Background
After rolling out Grafana Alloy to collect metrics across our kubernetes infrastructure, we observed duplication of metrics coming from containers running additional sidecars (i.e for vault secret injection). This was deduced when we checked alloy UI and it displayed each container from the same pod as a scrape target. This resulting in metric duplication seen when querying the metrics via Grafana.
// Targets registered under `discovery.relabel.annotation_autodiscovery_pods`
targets: [
...
{
__address__ = "my-node-ip",
__meta_kubernetes_namespace = "my-namespace",
__meta_kubernetes_pod_annotation_k8s_grafana_com_logs_enabled = "true",
__meta_kubernetes_pod_annotation_k8s_grafana_com_metrics_path = "/metrics",
__meta_kubernetes_pod_annotation_k8s_grafana_com_metrics_portNumber = "3500",
__meta_kubernetes_pod_annotation_k8s_grafana_com_metrics_scheme = "http",
__meta_kubernetes_pod_annotation_k8s_grafana_com_metrics_scrapeInterval = "30s",
__meta_kubernetes_pod_annotation_k8s_grafana_com_scrape = "true",
__meta_kubernetes_pod_container_name = "my-service"
},
{
__address__ = "my-node-ip",
__meta_kubernetes_namespace = "my-namespace",
__meta_kubernetes_pod_annotation_k8s_grafana_com_logs_enabled = "true",
__meta_kubernetes_pod_annotation_k8s_grafana_com_metrics_path = "/metrics",
__meta_kubernetes_pod_annotation_k8s_grafana_com_metrics_portNumber = "3500",
__meta_kubernetes_pod_annotation_k8s_grafana_com_metrics_scheme = "http",
__meta_kubernetes_pod_annotation_k8s_grafana_com_metrics_scrapeInterval = "30s",
__meta_kubernetes_pod_annotation_k8s_grafana_com_scrape = "true",
__meta_kubernetes_pod_container_name = "vault-agent"
},
{
__address__ = "my-node-ip",
__meta_kubernetes_namespace = "my-namespace",
__meta_kubernetes_pod_annotation_k8s_grafana_com_logs_enabled = "true",
__meta_kubernetes_pod_annotation_k8s_grafana_com_metrics_path = "/metrics",
__meta_kubernetes_pod_annotation_k8s_grafana_com_metrics_portNumber = "3500",
__meta_kubernetes_pod_annotation_k8s_grafana_com_metrics_scheme = "http",
__meta_kubernetes_pod_annotation_k8s_grafana_com_metrics_scrapeInterval = "30s",
__meta_kubernetes_pod_annotation_k8s_grafana_com_scrape = "true",
__meta_kubernetes_pod_container_name = "vault-agent-init"
}
...
]
Dialing in some labels
Looking at the target list there are a few interesting labels that we might be able to filter out based on. We could potentially exclude the vault containers based on name (probably the simplest approach, adding any other potential sidecar containers we may see). Additionally if we want a broader exclude we could attempt to create an exclusion based on port definition (if the container isnt exposing a port for metrics collection then it probably doesnt need to be registered as a target).
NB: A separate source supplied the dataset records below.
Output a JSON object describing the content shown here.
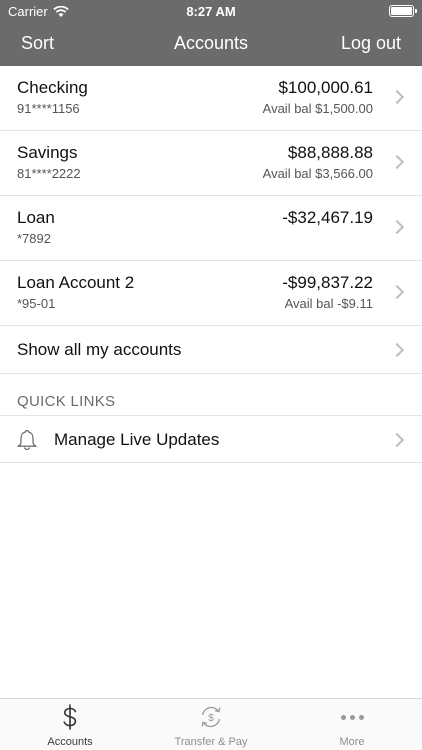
{
  "status_bar": {
    "carrier": "Carrier",
    "time": "8:27 AM"
  },
  "nav": {
    "sort_label": "Sort",
    "title": "Accounts",
    "logout_label": "Log out"
  },
  "accounts": [
    {
      "name": "Checking",
      "number": "91****1156",
      "amount": "$100,000.61",
      "available": "Avail bal $1,500.00"
    },
    {
      "name": "Savings",
      "number": "81****2222",
      "amount": "$88,888.88",
      "available": "Avail bal $3,566.00"
    },
    {
      "name": "Loan",
      "number": "*7892",
      "amount": "-$32,467.19",
      "available": ""
    },
    {
      "name": "Loan Account 2",
      "number": "*95-01",
      "amount": "-$99,837.22",
      "available": "Avail bal -$9.11"
    }
  ],
  "show_all_label": "Show all my accounts",
  "quick_links": {
    "header": "QUICK LINKS",
    "items": [
      {
        "label": "Manage Live Updates",
        "icon": "bell-icon"
      }
    ]
  },
  "tab_bar": {
    "tabs": [
      {
        "label": "Accounts",
        "icon": "dollar-icon",
        "active": true
      },
      {
        "label": "Transfer & Pay",
        "icon": "transfer-icon",
        "active": false
      },
      {
        "label": "More",
        "icon": "more-icon",
        "active": false
      }
    ]
  },
  "colors": {
    "header_bg": "#6b6b6b",
    "header_text": "#ffffff",
    "divider": "#e4e4e4",
    "secondary_text": "#555555"
  }
}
Ideally we could look at combining this check to see if the port exposed is equal to the annotation port.
Understanding the Discovery.relabel alloy component
The resulting block takes targets in and de-duplicates targets from the same pod, where the exposed annotation port number doesnt match the containers port.
// Drop sidecar pods from target list to prevent metric duplication.
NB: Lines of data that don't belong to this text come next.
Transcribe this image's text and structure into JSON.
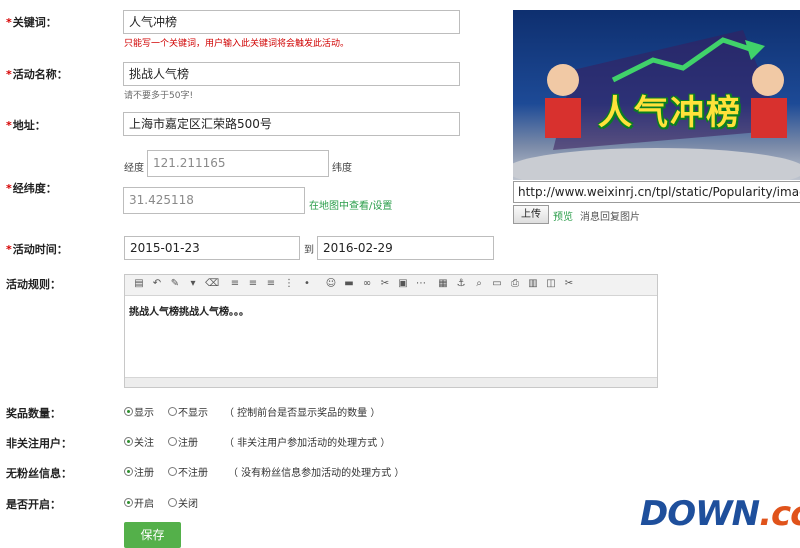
{
  "form": {
    "keyword": {
      "label": "关键词：",
      "value": "人气冲榜",
      "hint": "只能写一个关键词，用户输入此关键词将会触发此活动。"
    },
    "activity_name": {
      "label": "活动名称：",
      "value": "挑战人气榜",
      "hint": "请不要多于50字!"
    },
    "address": {
      "label": "地址：",
      "value": "上海市嘉定区汇荣路500号"
    },
    "coords": {
      "label": "经纬度：",
      "lng_label": "经度",
      "lng_value": "121.211165",
      "lat_label": "纬度",
      "lat_value": "31.425118",
      "map_link": "在地图中查看/设置"
    },
    "time": {
      "label": "活动时间：",
      "start": "2015-01-23",
      "to": "到",
      "end": "2016-02-29"
    },
    "rules": {
      "label": "活动规则：",
      "content": "挑战人气榜挑战人气榜。。。"
    },
    "prize_count": {
      "label": "奖品数量：",
      "opt1": "显示",
      "opt2": "不显示",
      "note": "（ 控制前台是否显示奖品的数量 ）",
      "selected": "显示"
    },
    "non_follow": {
      "label": "非关注用户：",
      "opt1": "关注",
      "opt2": "注册",
      "note": "（ 非关注用户参加活动的处理方式 ）",
      "selected": "关注"
    },
    "no_fans": {
      "label": "无粉丝信息：",
      "opt1": "注册",
      "opt2": "不注册",
      "note": "（ 没有粉丝信息参加活动的处理方式 ）",
      "selected": "注册"
    },
    "enabled": {
      "label": "是否开启：",
      "opt1": "开启",
      "opt2": "关闭",
      "selected": "开启"
    },
    "save_label": "保存"
  },
  "image_panel": {
    "banner_text": "人气冲榜",
    "url": "http://www.weixinrj.cn/tpl/static/Popularity/images",
    "upload_label": "上传",
    "preview_label": "预览",
    "reply_image_label": "消息回复图片"
  },
  "watermark": {
    "main": "DOWN",
    "suffix": ".cc"
  },
  "colors": {
    "required": "#d60000",
    "link": "#2a9d4a",
    "save": "#54b04a",
    "banner_text": "#ffe23a"
  }
}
// This works by checking the containers exposed ports with the port defined in the scrape annotation.
discovery.relabel "annotation_autodiscovery_pods_drop_sidecars" {
targets = discovery.relabel.annotation_autodiscovery_pods.output
rule {
// List of labels whose values to select upon
source_labels = ["__meta_kubernetes_pod_annotation_{{ include "escape_label" .Values.metrics.autoDiscover.annotations.metricsPortNumber }}"]
// match label@value to regex
regex = "(.+)"
//write to temp label
target_label = "__tmp_port_number"
}
rule {
// only keep targets in which container port matches __tmp_port_number
source_labels = ["__meta_kubernetes_pod_container_port_number"]
action = "keepequal"
target_label = "__tmp_port_number"
}
rule {
action = "labeldrop"
regex = "__tmp_port_number"
}
}
In hindsight we actually see something similar applied in the k8s-monitoring chart, but only towards portName (not sure why portNumber is excluded here). Which indicates we were on the right track!